Il y a déjà la question de savoir si c’est à la justice de se saisir du fait ou aux instances sportives. A priori, c’est avant tout à la justice d’agir. La loi pénalise l’incitation à la haine dans les stades. Est-ce que ce chant peut être considéré comme tel ? C’est aux juristes d’étudier ce que la loi permet de faire dans ce cas. Suite à la banderole anti-Ch’tis, des supporters parisiens avaient été poursuivis et sanctionné­s pour provocatio­n à la haine.

Des sanctions sportives peuvent-elles être envisagées ?

C’est une situation difficile. Le club a immédiatem­ent dénoncé les insultes et l’entraîneur niçois a pris une position très ferme en conférence de presse. Il est normal que ce chant suscite de l’indignatio­n, mais avant de réclamer telle ou telle sanction, il faut étudier ce qui serait le plus pertinent dans ce cas précis.

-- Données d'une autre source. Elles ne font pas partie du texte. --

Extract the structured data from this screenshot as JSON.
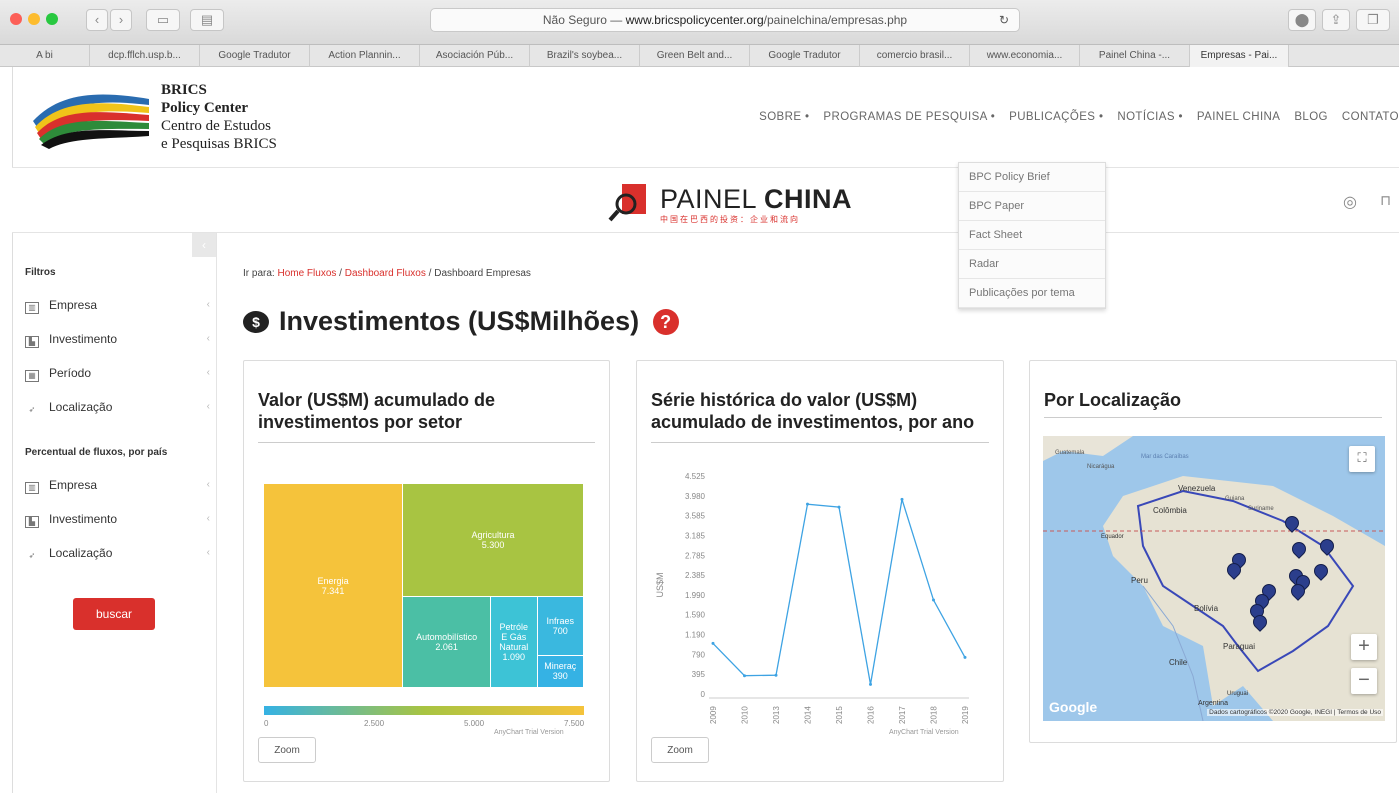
{
  "browser": {
    "url_prefix": "Não Seguro — ",
    "url_domain": "www.bricspolicycenter.org",
    "url_path": "/painelchina/empresas.php",
    "bookmarks": [
      "A bi",
      "dcp.fflch.usp.b...",
      "Google Tradutor",
      "Action Plannin...",
      "Asociación Púb...",
      "Brazil's soybea...",
      "Green Belt and...",
      "Google Tradutor",
      "comercio brasil...",
      "www.economia...",
      "Painel China -...",
      "Empresas - Pai..."
    ]
  },
  "site": {
    "brand_line1": "BRICS",
    "brand_line2": "Policy Center",
    "brand_line3": "Centro de Estudos",
    "brand_line4": "e Pesquisas BRICS",
    "nav": [
      "SOBRE •",
      "PROGRAMAS DE PESQUISA •",
      "PUBLICAÇÕES •",
      "NOTÍCIAS •",
      "PAINEL CHINA",
      "BLOG",
      "CONTATO"
    ],
    "dropdown": [
      "BPC Policy Brief",
      "BPC Paper",
      "Fact Sheet",
      "Radar",
      "Publicações por tema"
    ]
  },
  "painel": {
    "title_light": "PAINEL ",
    "title_bold": "CHINA",
    "subtitle": "中国在巴西的投资：企业和流向"
  },
  "sidebar": {
    "filters_head": "Filtros",
    "filters": [
      "Empresa",
      "Investimento",
      "Período",
      "Localização"
    ],
    "pct_head": "Percentual de fluxos, por país",
    "pct": [
      "Empresa",
      "Investimento",
      "Localização"
    ],
    "buscar": "buscar"
  },
  "crumb": {
    "prefix": "Ir para:",
    "l1": "Home Fluxos",
    "sep": "/",
    "l2": "Dashboard Fluxos",
    "current": "Dashboard Empresas"
  },
  "page_title": "Investimentos (US$Milhões)",
  "card1": {
    "title": "Valor (US$M) acumulado de investimentos por setor",
    "zoom": "Zoom",
    "watermark": "AnyChart Trial Version",
    "scale_ticks": [
      "0",
      "2.500",
      "5.000",
      "7.500"
    ]
  },
  "card2": {
    "title": "Série histórica do valor (US$M) acumulado de investimentos, por ano",
    "zoom": "Zoom",
    "watermark": "AnyChart Trial Version"
  },
  "card3": {
    "title": "Por Localização",
    "google": "Google",
    "attribution": "Dados cartográficos ©2020 Google, INEGI | Termos de Uso",
    "labels": [
      "Venezuela",
      "Colômbia",
      "Equador",
      "Peru",
      "Bolívia",
      "Paraguai",
      "Chile",
      "Uruguai",
      "Argentina",
      "Guatemala",
      "Nicarágua",
      "Mar das Caraíbas",
      "Guiana",
      "Suriname"
    ]
  },
  "chart_data": [
    {
      "type": "treemap",
      "title": "Valor (US$M) acumulado de investimentos por setor",
      "categories": [
        "Energia",
        "Agricultura",
        "Automobilístico",
        "Petróle E Gás Natural",
        "Infraes",
        "Mineraç"
      ],
      "labels": [
        "Energia",
        "Agricultura",
        "Automobilístico",
        "Petróle\nE Gás\nNatural",
        "Infraes",
        "Mineraç"
      ],
      "values": [
        7341,
        5300,
        2061,
        1090,
        700,
        390
      ],
      "value_labels": [
        "7.341",
        "5.300",
        "2.061",
        "1.090",
        "700",
        "390"
      ],
      "colors": [
        "#f5c33b",
        "#a8c442",
        "#4bbfa5",
        "#3dc3d6",
        "#3ab8df",
        "#35b2e4"
      ],
      "scale_range": [
        0,
        7500
      ]
    },
    {
      "type": "line",
      "title": "Série histórica do valor (US$M) acumulado de investimentos, por ano",
      "x": [
        "2009",
        "2010",
        "2013",
        "2014",
        "2015",
        "2016",
        "2017",
        "2018",
        "2019"
      ],
      "values": [
        1050,
        380,
        390,
        3940,
        3880,
        200,
        4040,
        1950,
        760
      ],
      "y_ticks": [
        "4.525",
        "3.980",
        "3.585",
        "3.185",
        "2.785",
        "2.385",
        "1.990",
        "1.590",
        "1.190",
        "790",
        "395",
        "0"
      ],
      "ylabel": "US$M",
      "ylim": [
        0,
        4525
      ],
      "grid": false,
      "color": "#3ea3e3"
    }
  ]
}
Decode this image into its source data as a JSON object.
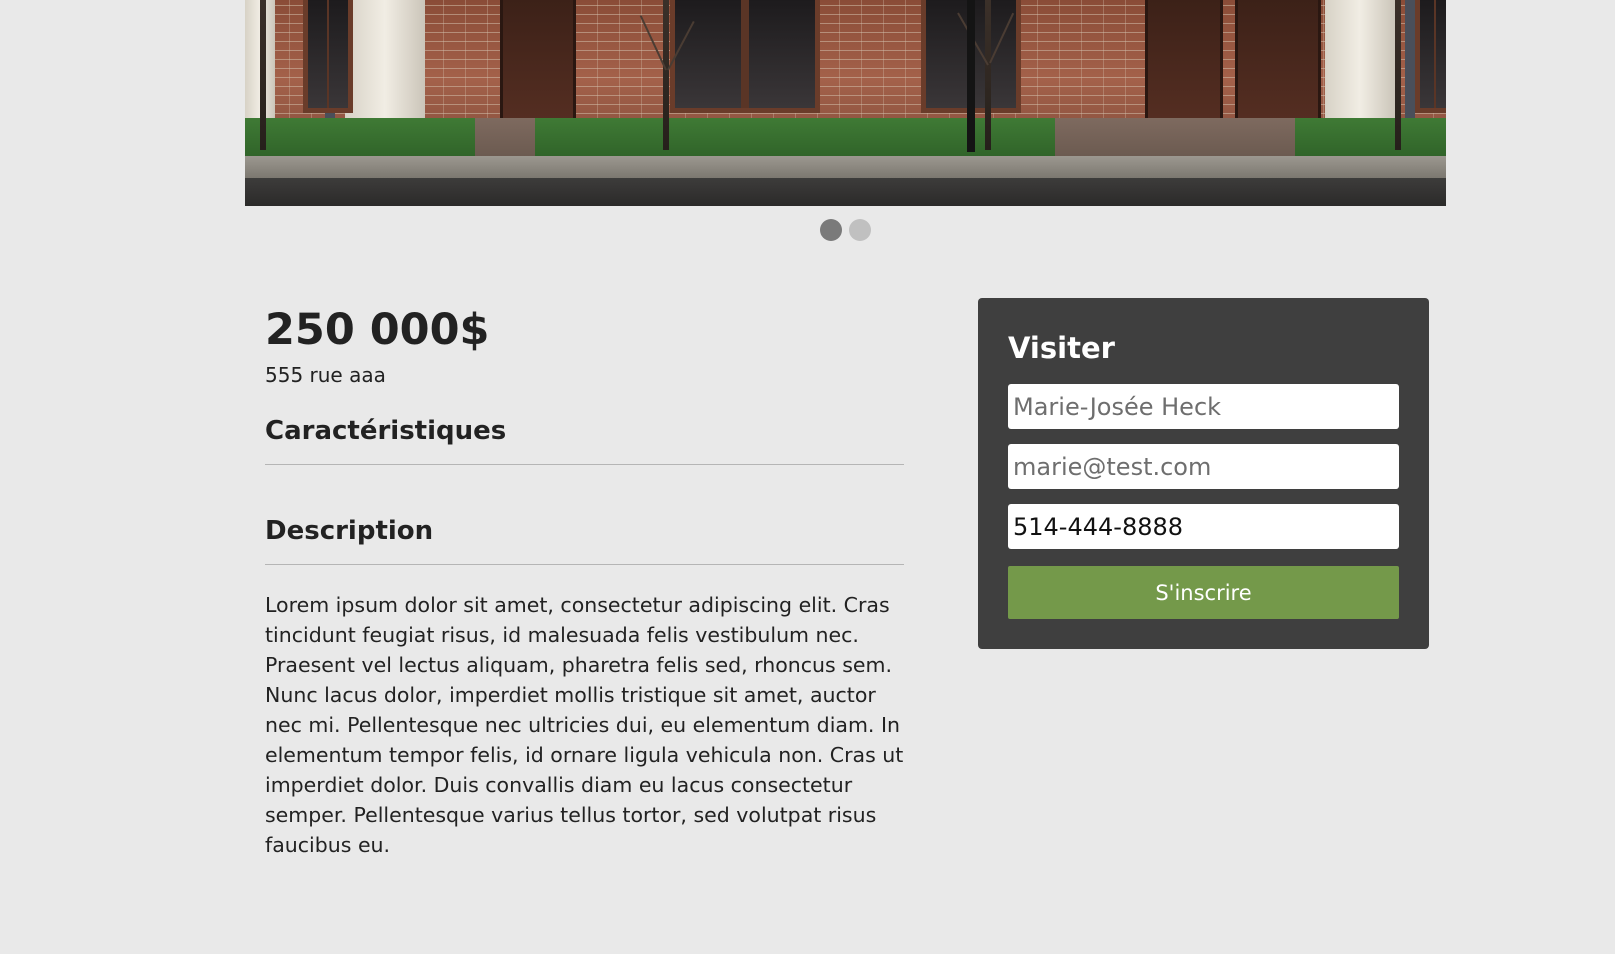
{
  "listing": {
    "price": "250 000$",
    "address": "555 rue aaa"
  },
  "carousel": {
    "slides": 2,
    "active_index": 0
  },
  "sections": {
    "features_title": "Caractéristiques",
    "description_title": "Description",
    "description_text": "Lorem ipsum dolor sit amet, consectetur adipiscing elit. Cras tincidunt feugiat risus, id malesuada felis vestibulum nec. Praesent vel lectus aliquam, pharetra felis sed, rhoncus sem. Nunc lacus dolor, imperdiet mollis tristique sit amet, auctor nec mi. Pellentesque nec ultricies dui, eu elementum diam. In elementum tempor felis, id ornare ligula vehicula non. Cras ut imperdiet dolor. Duis convallis diam eu lacus consectetur semper. Pellentesque varius tellus tortor, sed volutpat risus faucibus eu."
  },
  "visit_form": {
    "title": "Visiter",
    "name_placeholder": "Marie-Josée Heck",
    "email_placeholder": "marie@test.com",
    "phone_value": "514-444-8888",
    "submit_label": "S'inscrire"
  },
  "colors": {
    "background": "#e9e9e9",
    "panel": "#3f3f3f",
    "submit_button": "#74994a",
    "dot_active": "#7a7a7a",
    "dot_inactive": "#c0c0c0"
  }
}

Après le jet de bouteille sur le joueur de Marseille Dimitri Payet et l’envahissem­ent de terrain en août dernier, cette saison est agitée pour les supporters niçois…

Certes… La culture de la provocatio­n propre à certains supporters n’est pas propre à Nice. La semaine dernière, des supporters du Feyenoord Rotterdam (dont l’équipe était opposée à Marseille, Ndlr) se sont moqués de la mort d’un ultra algérien proche des ultras marseillai­s. Faire des chants odieux sur la mort d’un supporter ou d’un joueur adverse, ce n’est pas nouveau. Mais les ultras niçois aiment bien ce registre provocateu­r. Il faut aussi prendre en compte le fait que la société française a évolué sur ces sujets : certaines provocatio­ns des supporters ont longtemps été jugées comme choquantes mais aussi comme faisant partie du « folklore » du football. Désormais ces insultes ne sont plus acceptées, c’est pourquoi l’indignatio­n est plus forte qu’il y a 20 ou 30 ans.

Quelle peut être la réaction des supporters nantais ? Faut-il craindre un effet d’entraîneme­nt ?

Ce chant peut inciter les ultras nantais à réaffirmer leur attachemen­t à Emiliano Sala et peut renforcer la rivalité entre les ultras des deux camps, qui était déjà bien installée. Mais je ne pense pas qu’il y ait un effet d’entraîneme­nt, puisque les supporters radicaux sont habitués à ces insultes. Au contraire, les réactions très fortes des acteurs sportifs et politiques permettent de réaffirmer que ces insultes ne sont pas acceptable­s.